Tiébilé Dramé : «Ce pays souffre énormément…»
« Je vous salue au nom de tous nos militants, de tout le peuple malien, qui est préoccupé aujourd’hui de son avenir. Je voudrais d’abord commencer par rendre hommage aux notables, au cadre de concertation de Gao. Nous n’oublions pas que, quand l’Etat avait abandonné Gao, quand ce pays était occupé, ce sont les notables de Gao qui, dans un cadre de concertation, ont semé les germes de la résistance à l’occupation.
Je voudrais aussi saluer les chefs religieux de Gao. Dans le contexte de l’occupation, ils ont aussi joué leur partition, en relation avec les notables.
Je voudrais rendre hommage à la résistance de la jeunesse de Gao. Qui a fait honneur à notre pays, qui a fait honneur à notre peuple, par sa résistance digne d’éloges à l’occupation.
Saluer les femmes de Gao. Nous ne sommes pas surpris que ce sont les jeunes de Gao, en relation avec leurs pères, avec les guides spirituels, les chefs religieux, avec leurs mères et leurs sœurs qui ont résisté à l’occupation et qui lèvent très haut le drapeau du Mali, le drapeau de la résistance. Quelle est la signification de ce drapeau ? C’est l’unité nationale. C’est que nous devons tout faire pour réunifier notre pays qui est divisé et, cette division n’a que trop duré.
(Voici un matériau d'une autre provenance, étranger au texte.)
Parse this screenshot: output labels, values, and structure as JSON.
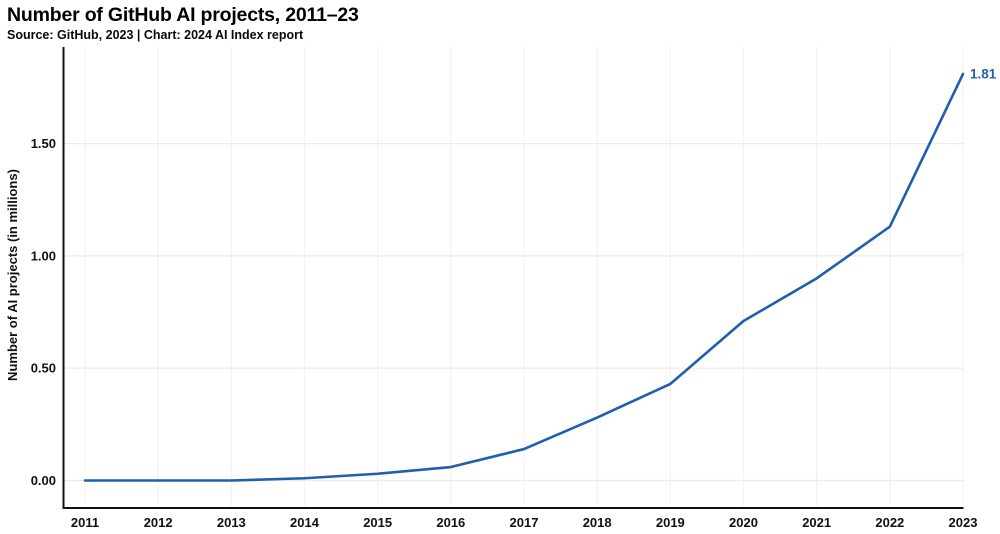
{
  "header": {
    "title": "Number of GitHub AI projects, 2011–23",
    "subtitle": "Source: GitHub, 2023 | Chart: 2024 AI Index report"
  },
  "chart_data": {
    "type": "line",
    "title": "Number of GitHub AI projects, 2011–23",
    "subtitle": "Source: GitHub, 2023 | Chart: 2024 AI Index report",
    "xlabel": "",
    "ylabel": "Number of AI projects (in millions)",
    "categories": [
      2011,
      2012,
      2013,
      2014,
      2015,
      2016,
      2017,
      2018,
      2019,
      2020,
      2021,
      2022,
      2023
    ],
    "series": [
      {
        "name": "Number of AI projects (in millions)",
        "values": [
          0.0,
          0.0,
          0.0,
          0.01,
          0.03,
          0.06,
          0.14,
          0.28,
          0.43,
          0.71,
          0.9,
          1.13,
          1.81
        ]
      }
    ],
    "end_label": "1.81",
    "yticks": {
      "values": [
        0.0,
        0.5,
        1.0,
        1.5
      ],
      "labels": [
        "0.00",
        "0.50",
        "1.00",
        "1.50"
      ]
    },
    "xtick_labels": [
      "2011",
      "2012",
      "2013",
      "2014",
      "2015",
      "2016",
      "2017",
      "2018",
      "2019",
      "2020",
      "2021",
      "2022",
      "2023"
    ],
    "ylim": [
      0,
      1.93
    ],
    "grid": "on",
    "legend": "none",
    "colors": {
      "line": "#1f5fad",
      "end_label": "#2062ae",
      "axis": "#111111",
      "h_gridline": "#ebebeb",
      "v_gridline": "#f2f2f2",
      "text": "#111111",
      "background": "#ffffff"
    }
  }
}
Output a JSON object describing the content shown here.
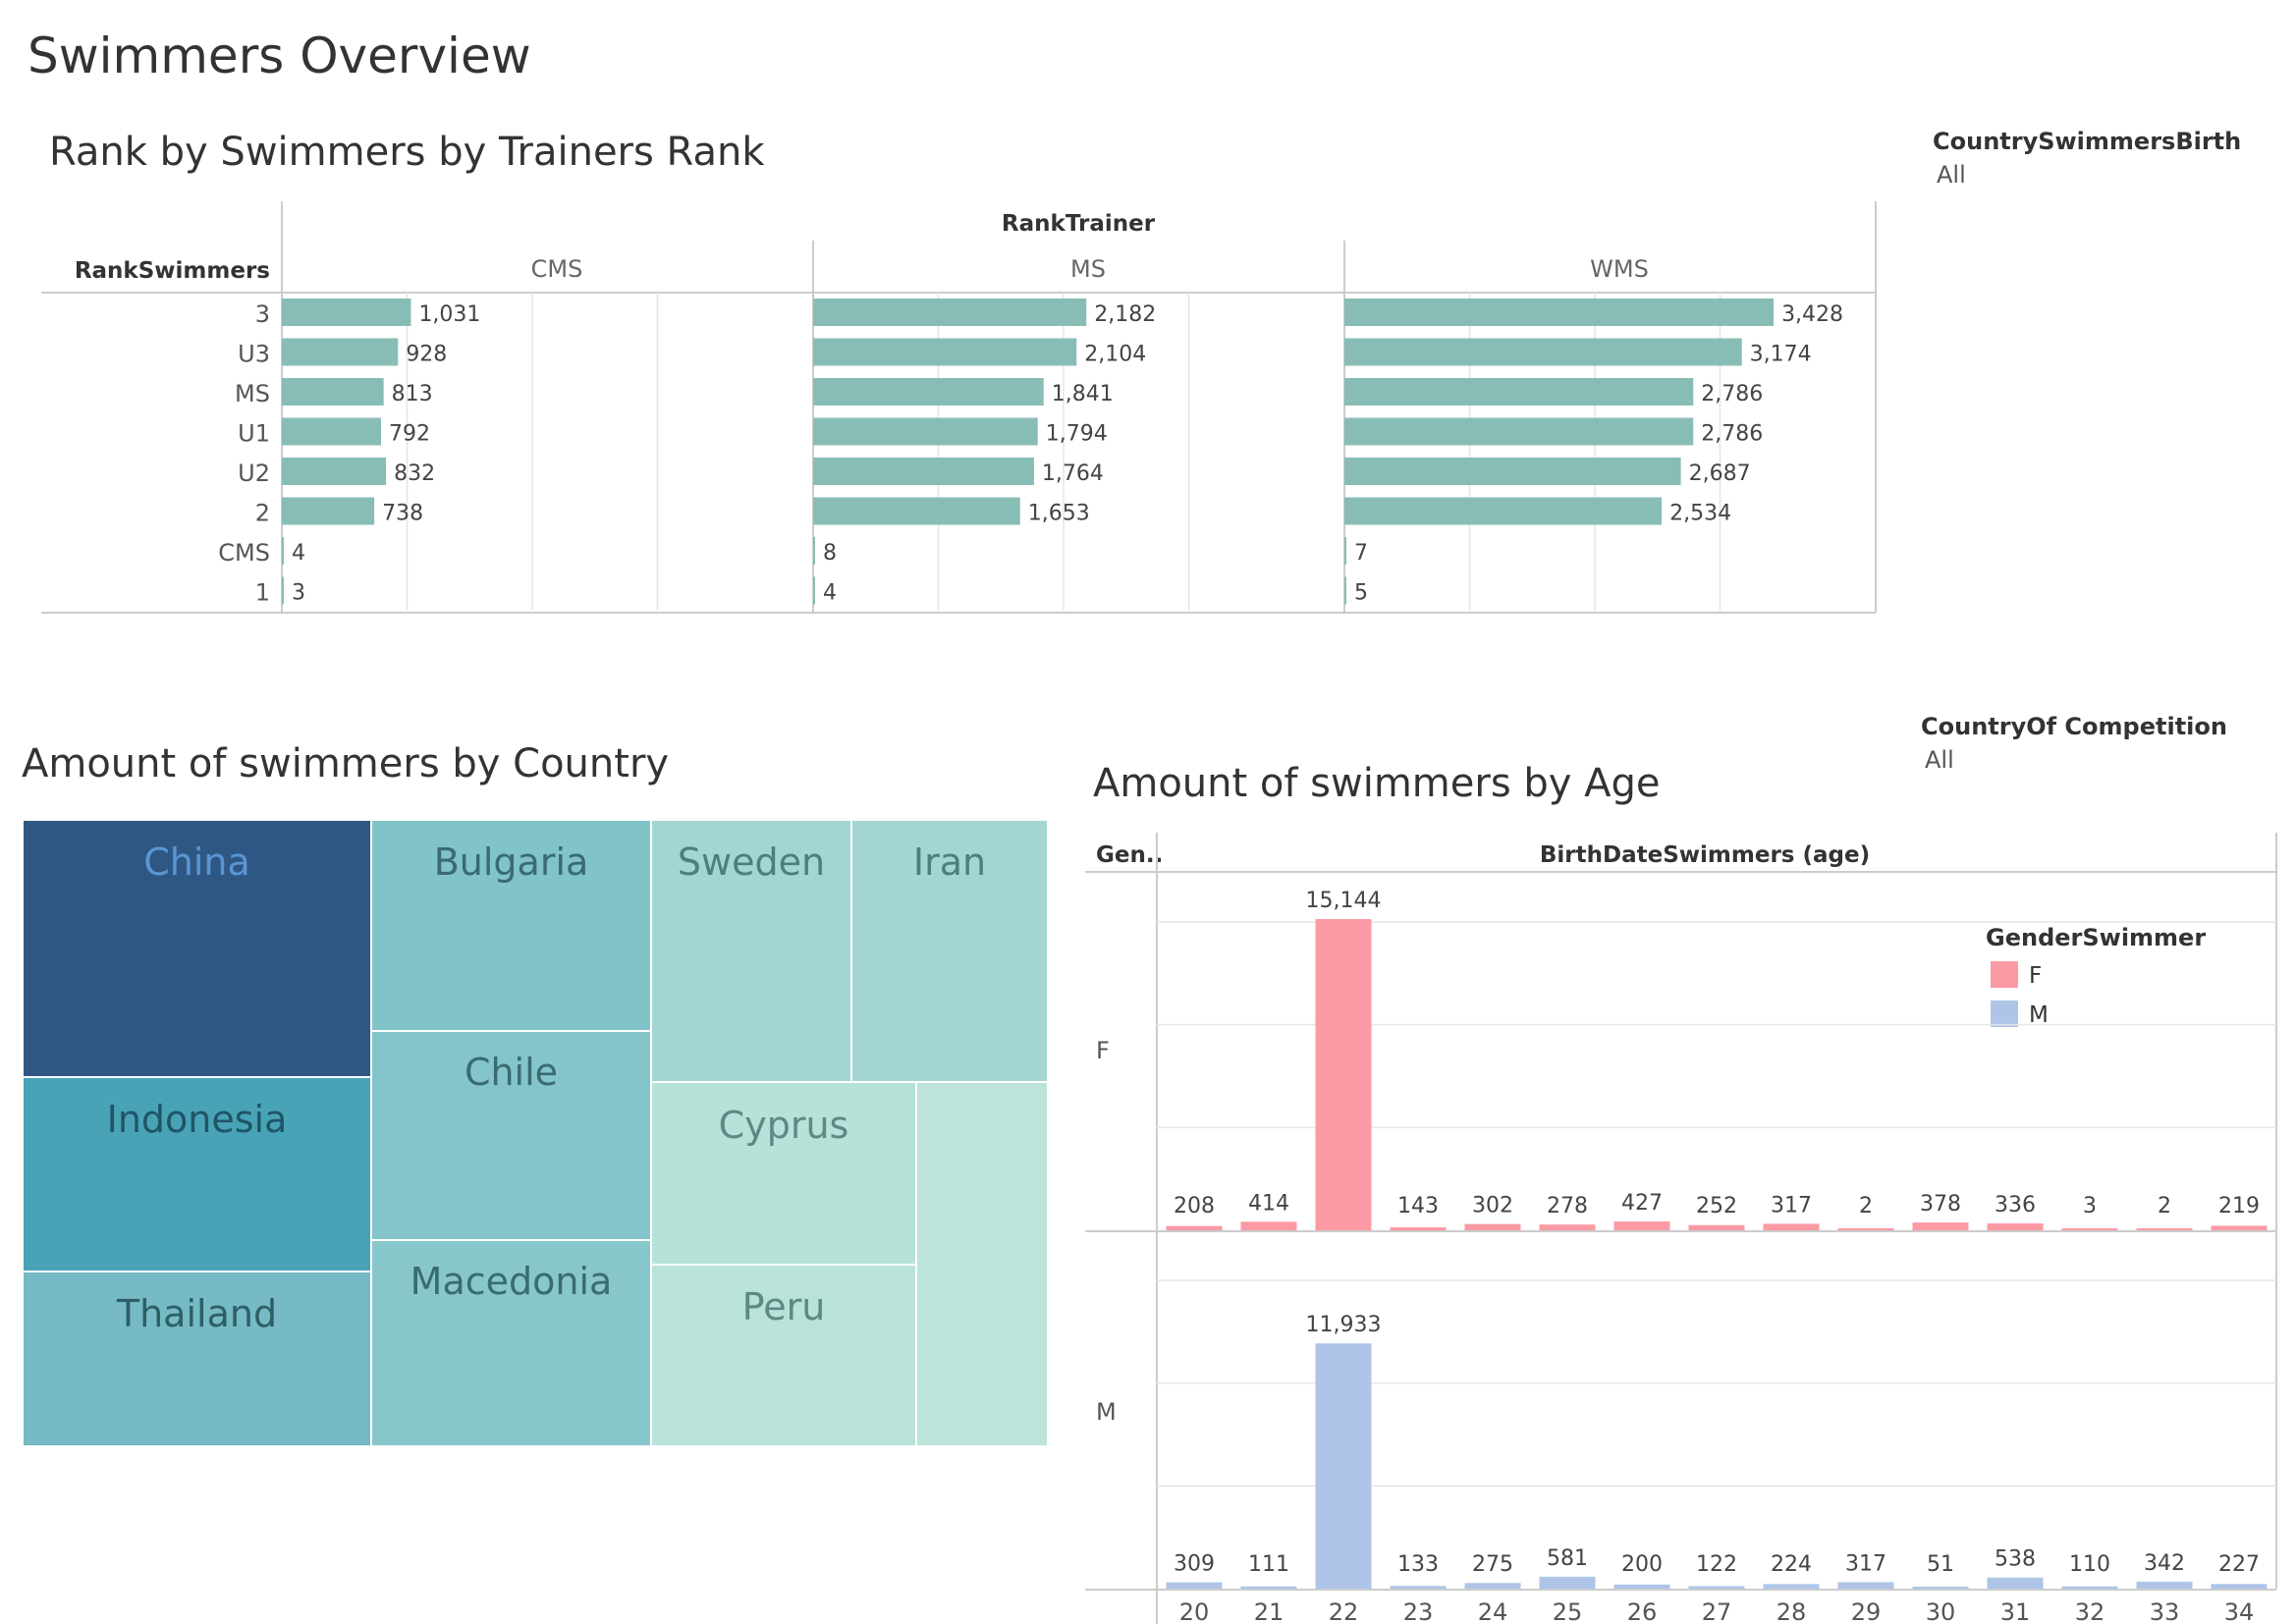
{
  "dashboard": {
    "title": "Swimmers Overview"
  },
  "filters": [
    {
      "label": "CountrySwimmersBirth",
      "value": "All"
    },
    {
      "label": "CountryOf Competition",
      "value": "All"
    }
  ],
  "colors": {
    "teal_bar": "#88bdb6",
    "female": "#fb9aa4",
    "male": "#aec5e8",
    "gridline": "#e6e6e6",
    "axis": "#cccccc"
  },
  "chart_data": [
    {
      "type": "bar",
      "orientation": "horizontal",
      "title": "Rank by Swimmers by Trainers Rank",
      "row_header": "RankSwimmers",
      "column_header": "RankTrainer",
      "categories": [
        "3",
        "U3",
        "MS",
        "U1",
        "U2",
        "2",
        "CMS",
        "1"
      ],
      "series": [
        {
          "name": "CMS",
          "values": [
            1031,
            928,
            813,
            792,
            832,
            738,
            4,
            3
          ],
          "labels": [
            "1,031",
            "928",
            "813",
            "792",
            "832",
            "738",
            "4",
            "3"
          ]
        },
        {
          "name": "MS",
          "values": [
            2182,
            2104,
            1841,
            1794,
            1764,
            1653,
            8,
            4
          ],
          "labels": [
            "2,182",
            "2,104",
            "1,841",
            "1,794",
            "1,764",
            "1,653",
            "8",
            "4"
          ]
        },
        {
          "name": "WMS",
          "values": [
            3428,
            3174,
            2786,
            2786,
            2687,
            2534,
            7,
            5
          ],
          "labels": [
            "3,428",
            "3,174",
            "2,786",
            "2,786",
            "2,687",
            "2,534",
            "7",
            "5"
          ]
        }
      ],
      "xlim": [
        0,
        4000
      ],
      "grid": true
    },
    {
      "type": "treemap",
      "title": "Amount of swimmers by Country",
      "items": [
        {
          "name": "China",
          "label": "China",
          "color": "#2e5883",
          "label_color": "#5b95d4"
        },
        {
          "name": "Indonesia",
          "label": "Indonesia",
          "color": "#49a3b7",
          "label_color": "#1f5566"
        },
        {
          "name": "Thailand",
          "label": "Thailand",
          "color": "#75bac4",
          "label_color": "#2e5f66"
        },
        {
          "name": "Bulgaria",
          "label": "Bulgaria",
          "color": "#80c3c9",
          "label_color": "#3a6b72"
        },
        {
          "name": "Chile",
          "label": "Chile",
          "color": "#83c5cb",
          "label_color": "#3a6b72"
        },
        {
          "name": "Macedonia",
          "label": "Macedonia",
          "color": "#87c7cc",
          "label_color": "#3a6b72"
        },
        {
          "name": "Sweden",
          "label": "Sweden",
          "color": "#a3d6d2",
          "label_color": "#4d7f7c"
        },
        {
          "name": "Iran",
          "label": "Iran",
          "color": "#a3d6d2",
          "label_color": "#4d7f7c"
        },
        {
          "name": "Cyprus",
          "label": "Cyprus",
          "color": "#b7e2d9",
          "label_color": "#5a8a84"
        },
        {
          "name": "Peru",
          "label": "Peru",
          "color": "#b9e2d9",
          "label_color": "#5a8a84"
        },
        {
          "name": "other",
          "label": "",
          "color": "#bde4da",
          "label_color": "#5a8a84"
        }
      ]
    },
    {
      "type": "bar",
      "title": "Amount of swimmers by Age",
      "row_header": "Gen..",
      "column_header": "BirthDateSwimmers (age)",
      "legend_title": "GenderSwimmer",
      "legend_position": "top-right",
      "categories": [
        "20",
        "21",
        "22",
        "23",
        "24",
        "25",
        "26",
        "27",
        "28",
        "29",
        "30",
        "31",
        "32",
        "33",
        "34"
      ],
      "series": [
        {
          "name": "F",
          "values": [
            208,
            414,
            15144,
            143,
            302,
            278,
            427,
            252,
            317,
            2,
            378,
            336,
            3,
            2,
            219
          ],
          "labels": [
            "208",
            "414",
            "15,144",
            "143",
            "302",
            "278",
            "427",
            "252",
            "317",
            "2",
            "378",
            "336",
            "3",
            "2",
            "219"
          ]
        },
        {
          "name": "M",
          "values": [
            309,
            111,
            11933,
            133,
            275,
            581,
            200,
            122,
            224,
            317,
            51,
            538,
            110,
            342,
            227
          ],
          "labels": [
            "309",
            "111",
            "11,933",
            "133",
            "275",
            "581",
            "200",
            "122",
            "224",
            "317",
            "51",
            "538",
            "110",
            "342",
            "227"
          ]
        }
      ],
      "grid": true
    }
  ]
}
Votre combat rentre dans ce cadre. C’est pourquoi, au nom de nos militants, au nom du reste de l’opposition, nous sommes venus, ici, ce matin, à Gao, vous saluer, vous rendre hommage, présenter nos condoléances pour les victimes, saluer les blessés ; mais vous dire et vous redire que ce pays a besoin de vous ; que ce que vous faites à Gao n’est pas ignoré dans le reste du pays. Ce n’était pas ignoré, hier, en 2012 et en 2013, quand vous vous opposiez à l’occupation ; et ça ne sera pas ignoré aujourd’hui. Sachez-le.
Nous connaissons beaucoup d’entre vous, beaucoup des acteurs de la résistance de la jeunesse de Gao. La représentante des femmes a dit qu’il est important de prendre en compte les mouvements de résistance. Ceux qui, les mains nues, courageusement, font face pour que le Mali ne s’effondre pas, pour que le Mali ne reste pas agenouillé. Nous nous devons de venir vous dire Merci Gao. Nous sommes avec vous, nous aussi, depuis Bamako, depuis l’autre extrémité du Mali, nous sommes Gao. Sachez-le. Votre combat ne sera pas oublié ; il est connu, nous sommes venus pour témoigner, pour vous écouter, vous entendre, pour voir de visu quelle est la situation de Gao. Ce pays souffre énormément ; et Gao la fière, Gao la résistante, Gao, cité des Askia et des Sonni, Gao porte haut le drapeau du Mali, le drapeau du relèvement de notre pays, le drapeau de la dignité nationale. Vive Gao et vive le Mali».